Studio album by Kerrie Roberts
- Released: April 2, 2013
- Recorded: 2012
- Genre: Christian pop
- Length: 35:25
- Label: Reunion
- Producers: David Garcia, Rob Graves

Kerrie Roberts chronology
| Kerrie Roberts (2010) | Time for the Show (2013) | Boundless (2017) |

= Time for the Show =

Time for the Show is the second studio album by Christian pop recording artist Kerrie Roberts, which was released on April 2, 2013, on the Reunion Records label, and was produced by David Garcia and Rob Graves. However, the albums original release date was planned for July 10, 2012, but got pushed back to the April 2013 date.

==Critical reception==

Time for the Show has been met with acclaim from music critics. Andree Farias of AllMusic found this album "large on huge choruses and a spirit that's rarely heard from singers with pipes this serious", and this allows her to let "her hair down this time around, singing sunny pop anthems about identity, faith, and her walk with God, tempered with enough ballads to keep the disc balanced." At CCM Magazine, Grace S. Aspinwall noted that "from the single, "Finally Home" to the Katy Perry-esque "Masterpiece," it's clear that Kerrie Roberts has done nothing but grow in the time since her debut release.
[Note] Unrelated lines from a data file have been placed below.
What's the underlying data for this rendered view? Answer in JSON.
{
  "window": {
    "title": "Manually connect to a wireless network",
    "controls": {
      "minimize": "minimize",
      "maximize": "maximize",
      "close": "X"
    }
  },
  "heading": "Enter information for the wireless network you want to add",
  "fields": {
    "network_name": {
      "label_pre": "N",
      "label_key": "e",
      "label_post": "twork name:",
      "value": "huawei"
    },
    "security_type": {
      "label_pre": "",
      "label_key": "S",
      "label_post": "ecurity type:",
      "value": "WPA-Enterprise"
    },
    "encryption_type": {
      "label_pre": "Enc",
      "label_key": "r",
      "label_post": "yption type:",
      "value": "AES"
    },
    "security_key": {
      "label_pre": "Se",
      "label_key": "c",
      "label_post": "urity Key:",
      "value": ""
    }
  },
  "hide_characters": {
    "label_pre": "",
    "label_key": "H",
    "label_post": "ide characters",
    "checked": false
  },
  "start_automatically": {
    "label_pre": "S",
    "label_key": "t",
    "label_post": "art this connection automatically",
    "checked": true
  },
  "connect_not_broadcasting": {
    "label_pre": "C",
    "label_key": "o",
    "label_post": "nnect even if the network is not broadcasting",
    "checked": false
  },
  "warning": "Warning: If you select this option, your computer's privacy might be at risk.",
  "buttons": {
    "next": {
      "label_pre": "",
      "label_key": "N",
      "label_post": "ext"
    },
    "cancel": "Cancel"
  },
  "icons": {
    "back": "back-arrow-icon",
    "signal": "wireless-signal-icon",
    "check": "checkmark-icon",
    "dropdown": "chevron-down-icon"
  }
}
Her voice has increased in strength and tone it blends nicely with upbeat arrangements and simple ballads." At Christian Music Zine, Joshua Andre praised "Kerrie’s angelic voice [that] carries the entire album- even if it was an acapella album or with minimal instruments, I’d still buy it! With the 10 tracks split down the middle between upbeat frenetic dance anthems and slower reflective ballads, there is something on Kerrie’s album for everyone- take a squiz, everyone, you’ll be pleasantly surprised at how much Kerrie has raised the bar!" In addition, Andre vowed that the album "is a masterpiece". Cross Rhythms' Lins Honeyman called this "yet another powerhouse piece of work that highlights the sheer talent of one of CCM's top notch." Jonathan Andre of Indie Vision Music called it "the most enjoyable yet equally profound and moving songs ever written and recorded throughout her career." Jesus Freak Hideout's Mark Rice told that "Time For The Show met, or exceeded, my expectations in almost every way", and affirmed that Roberts has "some serious potential, and I have a feeling that she is only starting to discover it." Louder Than the Music's Jono Davies found "this follow up is by far superior" to her debut release. Kevin Davis of New Release Tuesday said that the album "addresses themes of empowerment, strength, encouragement and joy delivered on waves of vibrant and contagious music ranging from high-energy pop to signature ballads beautifully expressed through tender, undeniable piano/vocal performances." Lastly, Davis called the album "musically and lyrically...brilliant" because the album contains her "voice wrapped around extremely hooky dub-step electronic dance musical arrangements", which her "vocals are so strong and pure" on the release.

Professional ratings
Review scores
| Source | Rating |
| AllMusic | Star Half star |
| CCM Magazine | Star |
| Christian Music Zine | Star Half star |
| Cross Rhythms | Star |
| Indie Vision Music | Star |
| Jesus Freak Hideout | Star |
| Louder Than the Music | Star Half star |
| New Release Tuesday | Star |

==Track listing==

Tracklist
| No. | Title | Writer(s) | Length |
|---|---|---|---|
| 1. | "Time for the Show" | David Garcia, Stephanie Lewis, Kerrie Roberts | 3:27 |
| 2. | "Sing" | Chris Flury, Rob Graves, Alex Niceforo, Roberts | 3:20 |
| 3. | "What Are You Afraid of" | Lewis, Roberts, Paula Winger | 3:09 |
| 4. | "Finally Home" | Flury, Graves, Niceforo, Roberts | 3:43 |
| 5. | "Middle of It All" | Lewis, Roberts, Rusty Varenkamp | 4:01 |
| 6. | "Masterpiece" | Graves, Lewis, Roberts | 2:47 |
| 7. | "Not Real Yet" | Graves, Roberts | 2:53 |
| 8. | "In Your Sight" | Chad Cates, Roberts, Tony Wood | 4:08 |
| 9. | "Wake Up" | Matt Bronleewe, Roberts, Wood | 3:11 |
| 10. | "Like Jesus Loves" | Graves, Roberts | 4:46 |
| Total length: |  |  | 35:25 |

=== Singles ===
"Finally Home" was released as the album's first single on May 11, 2013 and peaked at No. 34 on the Billboard Hot Christian Songs chart.